Let Me Tell You About David Mazzucchelli

Before there was a hayfamzone, there was "Comic Art Entrepreneurs" ( and yes, as you probably figured, I'm the one that also concocted that name).

A couple of comic book buddies (Hi Rick T! Hi Mark S!) and I banded together to form an economic partnership revolving around comics. We would pay $15 to rent table space at The Old Comic Book Club of Chicago's monthly conventions held each third Sunday in the second floor ballroom at the Wabash Avenue YMCA (now shuttered). Sometimes we even sold enough to cover that $15 fee, but usually not.
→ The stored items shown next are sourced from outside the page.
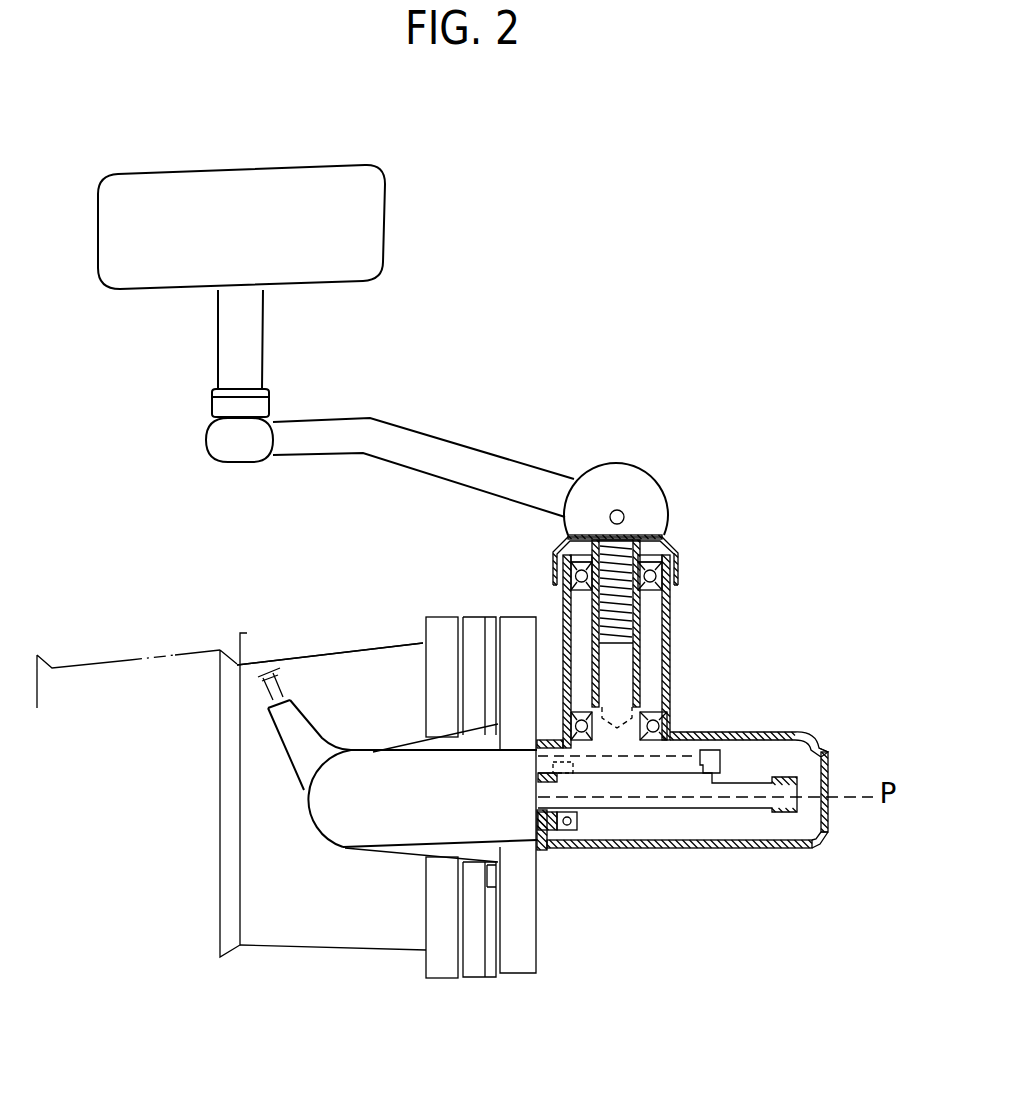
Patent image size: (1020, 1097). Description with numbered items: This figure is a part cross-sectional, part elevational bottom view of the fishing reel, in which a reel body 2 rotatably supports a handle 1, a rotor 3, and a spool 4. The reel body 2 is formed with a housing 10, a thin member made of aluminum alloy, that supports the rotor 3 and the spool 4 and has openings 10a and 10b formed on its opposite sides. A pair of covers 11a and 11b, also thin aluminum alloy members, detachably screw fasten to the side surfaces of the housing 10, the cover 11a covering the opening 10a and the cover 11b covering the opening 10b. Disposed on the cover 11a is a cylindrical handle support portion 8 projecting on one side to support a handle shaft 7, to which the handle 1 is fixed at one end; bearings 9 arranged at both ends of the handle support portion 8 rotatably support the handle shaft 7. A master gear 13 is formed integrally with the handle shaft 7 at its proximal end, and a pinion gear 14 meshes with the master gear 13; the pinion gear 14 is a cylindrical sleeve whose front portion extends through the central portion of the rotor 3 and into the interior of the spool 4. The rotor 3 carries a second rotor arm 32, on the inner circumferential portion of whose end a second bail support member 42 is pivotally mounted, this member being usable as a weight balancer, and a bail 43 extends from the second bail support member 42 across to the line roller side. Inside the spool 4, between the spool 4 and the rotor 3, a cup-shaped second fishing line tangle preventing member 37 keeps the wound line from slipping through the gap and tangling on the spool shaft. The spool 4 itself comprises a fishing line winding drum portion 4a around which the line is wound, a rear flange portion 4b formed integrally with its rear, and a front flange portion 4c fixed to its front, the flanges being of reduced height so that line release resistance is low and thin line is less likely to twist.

The handle 1 is at (517, 472).
The reel body 2 is at (808, 722).
The rotor 3 is at (515, 628).
The spool 4 is at (347, 663).
The fishing line winding drum portion 4a is at (298, 655).
The rear flange portion 4b is at (435, 620).
The front flange portion 4c is at (220, 650).
The handle shaft 7 is at (638, 673).
The handle support portion 8 is at (672, 637).
The bearings 9 is at (677, 562).
The housing 10 is at (832, 810).
The opening 10a is at (828, 753).
The opening 10b is at (815, 840).
The cover 11a is at (767, 733).
The cover 11b is at (693, 850).
The master gear 13 is at (712, 757).
The pinion gear 14 is at (548, 847).
The second rotor arm 32 is at (387, 825).
The second fishing line tangle preventing member 37 is at (467, 967).
The second bail support member 42 is at (292, 760).
The bail 43 is at (267, 693).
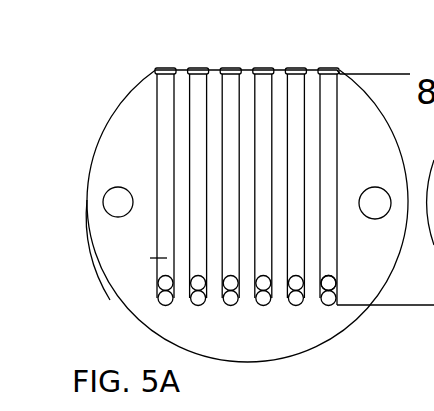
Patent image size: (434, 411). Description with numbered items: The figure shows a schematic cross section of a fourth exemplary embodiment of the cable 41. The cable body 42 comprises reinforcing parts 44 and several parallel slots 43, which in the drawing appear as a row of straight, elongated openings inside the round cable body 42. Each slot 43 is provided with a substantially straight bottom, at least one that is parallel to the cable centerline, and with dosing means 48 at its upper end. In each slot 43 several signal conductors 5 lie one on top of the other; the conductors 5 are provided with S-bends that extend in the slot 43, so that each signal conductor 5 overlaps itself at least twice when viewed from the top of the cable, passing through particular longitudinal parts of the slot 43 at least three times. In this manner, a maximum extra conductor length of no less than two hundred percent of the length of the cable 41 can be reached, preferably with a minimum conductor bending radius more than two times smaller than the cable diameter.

One month I bought the original artwork to a Flash splash page by Carmine Infantino for $10 and then, deciding I didn't like it so much, turned around and sold it the same day for $11 (Hi George H!).
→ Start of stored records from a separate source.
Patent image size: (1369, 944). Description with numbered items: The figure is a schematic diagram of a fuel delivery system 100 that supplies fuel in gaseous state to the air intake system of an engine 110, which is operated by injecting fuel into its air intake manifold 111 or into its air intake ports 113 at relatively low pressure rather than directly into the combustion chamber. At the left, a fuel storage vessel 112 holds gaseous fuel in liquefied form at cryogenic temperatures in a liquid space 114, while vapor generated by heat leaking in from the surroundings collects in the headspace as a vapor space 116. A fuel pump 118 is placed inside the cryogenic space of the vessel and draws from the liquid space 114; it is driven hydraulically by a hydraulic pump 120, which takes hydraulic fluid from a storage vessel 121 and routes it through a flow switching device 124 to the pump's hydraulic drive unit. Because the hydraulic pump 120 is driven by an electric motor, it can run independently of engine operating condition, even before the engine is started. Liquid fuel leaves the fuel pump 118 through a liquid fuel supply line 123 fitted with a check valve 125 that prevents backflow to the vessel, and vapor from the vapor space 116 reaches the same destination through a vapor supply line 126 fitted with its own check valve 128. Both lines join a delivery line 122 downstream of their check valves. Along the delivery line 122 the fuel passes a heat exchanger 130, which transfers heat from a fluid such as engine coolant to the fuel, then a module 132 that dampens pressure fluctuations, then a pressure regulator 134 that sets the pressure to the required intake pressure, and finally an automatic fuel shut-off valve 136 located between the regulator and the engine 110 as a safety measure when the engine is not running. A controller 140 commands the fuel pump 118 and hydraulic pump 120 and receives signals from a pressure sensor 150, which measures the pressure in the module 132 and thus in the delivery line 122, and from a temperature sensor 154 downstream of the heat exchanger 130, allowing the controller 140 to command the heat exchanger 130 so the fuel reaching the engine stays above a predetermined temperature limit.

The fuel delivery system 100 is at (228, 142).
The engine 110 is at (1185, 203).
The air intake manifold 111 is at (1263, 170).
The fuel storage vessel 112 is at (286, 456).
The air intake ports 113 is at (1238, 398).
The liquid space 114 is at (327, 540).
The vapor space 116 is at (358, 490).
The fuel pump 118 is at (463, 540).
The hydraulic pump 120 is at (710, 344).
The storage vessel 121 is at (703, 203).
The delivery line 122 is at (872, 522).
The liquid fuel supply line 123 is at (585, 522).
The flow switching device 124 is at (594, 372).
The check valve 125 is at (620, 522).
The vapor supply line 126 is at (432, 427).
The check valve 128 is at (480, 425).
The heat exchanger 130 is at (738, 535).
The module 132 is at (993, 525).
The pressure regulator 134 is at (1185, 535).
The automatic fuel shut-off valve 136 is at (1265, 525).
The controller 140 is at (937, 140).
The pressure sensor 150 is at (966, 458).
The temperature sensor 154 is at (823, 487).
Maybe you've seen one of the many movies in which Mickey Rooney and Judy Garland say "Let's put on a play in the barn!" Well, one day one of us three Entrepreneurs (yes, it was me) said "Let's publish a fanzine!"
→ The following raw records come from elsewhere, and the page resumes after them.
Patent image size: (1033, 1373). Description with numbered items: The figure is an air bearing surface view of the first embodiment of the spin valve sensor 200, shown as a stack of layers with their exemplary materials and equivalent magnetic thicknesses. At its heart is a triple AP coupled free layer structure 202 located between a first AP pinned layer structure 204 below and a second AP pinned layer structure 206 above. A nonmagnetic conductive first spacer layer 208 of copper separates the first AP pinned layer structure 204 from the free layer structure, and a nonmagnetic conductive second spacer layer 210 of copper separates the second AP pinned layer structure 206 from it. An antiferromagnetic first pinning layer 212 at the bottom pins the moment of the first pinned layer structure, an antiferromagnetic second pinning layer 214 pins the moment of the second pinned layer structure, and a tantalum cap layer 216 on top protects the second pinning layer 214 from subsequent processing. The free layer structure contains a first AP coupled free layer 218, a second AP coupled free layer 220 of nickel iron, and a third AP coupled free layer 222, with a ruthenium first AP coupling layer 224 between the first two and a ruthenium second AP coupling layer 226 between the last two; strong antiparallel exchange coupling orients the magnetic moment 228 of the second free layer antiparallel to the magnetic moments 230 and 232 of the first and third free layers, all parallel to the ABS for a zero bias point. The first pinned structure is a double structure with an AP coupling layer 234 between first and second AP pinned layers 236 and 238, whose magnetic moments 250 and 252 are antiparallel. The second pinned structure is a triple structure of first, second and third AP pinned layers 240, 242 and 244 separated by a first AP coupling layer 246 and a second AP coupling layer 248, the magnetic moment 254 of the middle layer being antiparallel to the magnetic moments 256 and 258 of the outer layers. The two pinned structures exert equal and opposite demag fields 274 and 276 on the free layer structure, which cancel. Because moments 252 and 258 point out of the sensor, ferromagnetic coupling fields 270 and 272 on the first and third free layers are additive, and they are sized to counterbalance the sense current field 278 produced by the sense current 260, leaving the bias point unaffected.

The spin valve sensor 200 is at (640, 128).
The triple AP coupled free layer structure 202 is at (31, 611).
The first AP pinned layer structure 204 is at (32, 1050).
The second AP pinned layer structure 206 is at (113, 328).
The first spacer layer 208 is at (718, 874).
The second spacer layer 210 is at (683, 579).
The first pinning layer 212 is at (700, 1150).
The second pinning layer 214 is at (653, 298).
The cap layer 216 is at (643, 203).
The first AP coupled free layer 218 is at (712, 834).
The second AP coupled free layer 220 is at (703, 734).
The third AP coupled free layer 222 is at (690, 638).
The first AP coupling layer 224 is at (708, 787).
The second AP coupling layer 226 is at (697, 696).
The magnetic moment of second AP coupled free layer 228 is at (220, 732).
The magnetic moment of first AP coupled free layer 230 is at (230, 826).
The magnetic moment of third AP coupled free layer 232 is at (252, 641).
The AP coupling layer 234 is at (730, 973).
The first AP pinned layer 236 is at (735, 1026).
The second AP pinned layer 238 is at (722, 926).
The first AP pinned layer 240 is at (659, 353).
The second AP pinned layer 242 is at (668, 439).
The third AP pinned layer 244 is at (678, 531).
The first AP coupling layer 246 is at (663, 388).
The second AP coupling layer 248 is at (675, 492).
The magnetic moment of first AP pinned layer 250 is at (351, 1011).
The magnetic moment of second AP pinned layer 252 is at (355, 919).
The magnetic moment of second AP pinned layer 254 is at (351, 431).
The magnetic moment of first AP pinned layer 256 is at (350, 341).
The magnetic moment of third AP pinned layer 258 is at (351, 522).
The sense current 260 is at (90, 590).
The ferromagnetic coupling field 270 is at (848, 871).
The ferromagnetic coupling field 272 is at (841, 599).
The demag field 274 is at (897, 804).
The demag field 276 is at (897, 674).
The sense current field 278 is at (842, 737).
There was no particular focus on what would comprise this fanzine other than it would showcase drawings both by comics professionals and by comics fans. I commissioned a crisp and sharp Captain Marvel pinup from the wonderful Kurt Schaffenberger, and you can view that beautiful drawing if you click right here.

I also put a classified ad in Alan Light's Buyer's Guide inviting comics fans to submit their drawings for publication in this unnamed fanzine. We received a handful of submissions. One of them was from David Mazzucchelli (and I think it featured the Silver Surfer).

Unfortunately, Comic Art Entrepreneurs dissolved and no fanzine was ever published.

Fast forward about one decade. David Mazzucchelli becomes a professional comics artist and makes quite a name for himself with his excellent work on both Daredevil and Batman (click here and here for refreshers).

Fast forward once again, this time to the year 2009. Asterios Polyp by David Mazzucchelli is published. It's a hardcover book touted as a "graphic novel" (and we've certainly heard that phrase bandied about often enough). I kept it on my Amazon Wish List for two years but there had been no particular spark to get me to pull the trigger and actually buy it. One day out of the blue I asked my guy at Atlas Comics in Norridge Illinois (Hi John S!) what current comics he felt were remarkable. John couldn't vouch for any monthlies but he gave his highest recommendation to Asterios Polyp and that was exactly the spark I needed. I found a great deal on ebay and read it immediately. I hereby add my chant to the chorus of high praise. Here and here you can read other reviews of the book.

In comic book circles there is a lack of consensus as to whether Don McGregor's Sabre or Will Eisner's Tenement Stories was the first Graphic Novel. Both of those are excellent comic books in long form and upscale packages, but I am here today to proclaim that Asterios Polyp is the FIRST GRAPHIC NOVEL THAT HAS EVER BEEN PUBLISHED. It is so much more than a comic book! Its non-linear story masterfully weaves together strong characters and strategically placed foreshadowing and a spiraling of thematic elements and stop me now before this run-on sentence slows down the entire internet! Particularly amazing to me is the way the color palette is used to advance the story. And I was also very impressed with a lettering innovation Mr. M used to great effect in the closing pages of the book.

Twenty-some years ago when I saw Spike Lee's Do The Right Thing at the Lake Theater, I consciously thought to myself "I don't want this movie to end." Likewise when I was reading Asterios Polyp I was hoping the experience could go on and on. You can live this experience yourself if you click here.

My hayfamzone hat is off to David Mazzucchelli. I had no inkling what a mastepiece would be forthcoming from him when I opened that envelope containing his drawing 36 years ago.